Graduation! My cam has been degreed!

[2wrench]

Excited now, Forum Members. I have properly degreed my
cam and placed the timing chain on along with the timing
gears. Yahooooo! Calls for four bananas for this one!

:banana: :banana: :banana: :banana:

Also, while I recognize all supportng members, I want
to mention a Mr. D. K. Lawson, who sent me a computer
printable version of a degree wheel. I used his because
it was a full 8-inch version (sometimtes size matters)
and I could read the thing better than any others. Thanks,
DK.

First, I installed the crank gear and bolted on the cam
gear torqued to spec temporarily to align and verify that
the gears line up well....and they do:

Next I dropped a lifter (cam follower) into the number one
intake valve (second back from the front of the engine)
and dropped in a properly oriented push rod:

Next I placed my magnetic-based dial gauge indicator on top
of the push rod and rotated the cam gear until that push
rod was pushed to its highest point. As I rotated, it would
hit the high spot, then begin to descend; so rotate back
up again until I felt in my wrist/the cam gear, and also
watching by eye, that the push rod was up at its peak.
This is where we want to be. Leave it right there.
So far, so good:

The next step was to make a pointer that would be attached
to the engine that would remain solid and static for reading
the degree cam protractor (the one received from Lawson).
I went the the wife's kitchen (opps, did I say that?)....
I mean, my old tool box and pulled out a shish-ka-bob
skewer. The one I used encircled itself at one of its
ends, so I used this end to put a bolt through with a
washer and snugged it into place with one of the bolts
from the timing chain cover, then bent the metal into its
closest position pointing to top dead center:

A visit to Orchard Supply Hardware produced a smaller-in-length
but properly threaded bolt that will temporarily be placed
into the end of the crank holding the paper-made protractor
which I printed from my computer and pasted onto cardboard.

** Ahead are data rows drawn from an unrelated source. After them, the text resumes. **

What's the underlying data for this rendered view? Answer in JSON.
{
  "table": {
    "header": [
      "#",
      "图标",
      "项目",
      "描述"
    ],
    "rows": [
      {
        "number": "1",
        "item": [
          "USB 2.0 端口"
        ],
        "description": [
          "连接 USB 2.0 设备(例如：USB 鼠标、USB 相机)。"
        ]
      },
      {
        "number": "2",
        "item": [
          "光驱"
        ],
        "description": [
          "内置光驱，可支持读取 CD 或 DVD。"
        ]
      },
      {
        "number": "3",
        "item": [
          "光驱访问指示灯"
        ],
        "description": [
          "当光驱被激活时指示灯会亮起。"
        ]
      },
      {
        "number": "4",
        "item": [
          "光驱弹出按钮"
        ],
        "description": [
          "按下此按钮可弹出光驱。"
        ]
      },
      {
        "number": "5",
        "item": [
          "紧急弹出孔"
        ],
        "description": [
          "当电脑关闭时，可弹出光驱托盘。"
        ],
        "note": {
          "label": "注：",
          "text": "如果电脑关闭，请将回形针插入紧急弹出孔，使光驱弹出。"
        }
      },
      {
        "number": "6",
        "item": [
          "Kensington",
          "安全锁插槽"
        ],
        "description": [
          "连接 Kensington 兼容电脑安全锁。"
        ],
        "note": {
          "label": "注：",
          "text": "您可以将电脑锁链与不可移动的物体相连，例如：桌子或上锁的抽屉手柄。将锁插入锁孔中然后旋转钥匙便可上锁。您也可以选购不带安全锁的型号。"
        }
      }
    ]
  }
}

Here I show myself snuggin the bolt down with the protractor
set a 0 degrees top dead center; numbers one and six pistons
at top dead center:

Now a close-up with everything snugged and fine tuned and
ready to twist the crank to its proper orientation:

Now a pause: As every cam that is other than OEM spec,
a performance cam (albeit gentle) such as mine is going
to be set to different specifications. My cam is a
new (not reground) BP270 purchased from British Parts Northwest. (Good guys). They did forget to send the
installation instructions, but I got them immediately
via internet once I contacted them. No big sweat.

So my specs called for turning the crank (now that we are
at the point shown in the pictures) to the position of
112 degress ATDC, which stands for: After top dead center.

That means the crank was rotated clockwise, now, slowly
watching the pointer untill the protractor showed 112
degrees to the left side of zero, which is after top dead center. I darkened this degree line in for easy reference.

I noticed, when doing this, that two other pistons shifted
into position of top dead center. Instead of one and six
there, two and five moved up to top dead center.

This is proper orientation for cam to crank. Each,
respectively, are left where they are and the timing
gear is installed.

What actually happens is that as the chain is put into
place, (remove the cam gear; start by placing onto the
crank first, then placing onto the cam gear...), a slight
movement of the cam one gear tooth left or right must take
place (unless of course you have an adjustable cam gear).
I was told this amount of loss in perfection is negligable
and adjustable gears are mostly used for racing engines.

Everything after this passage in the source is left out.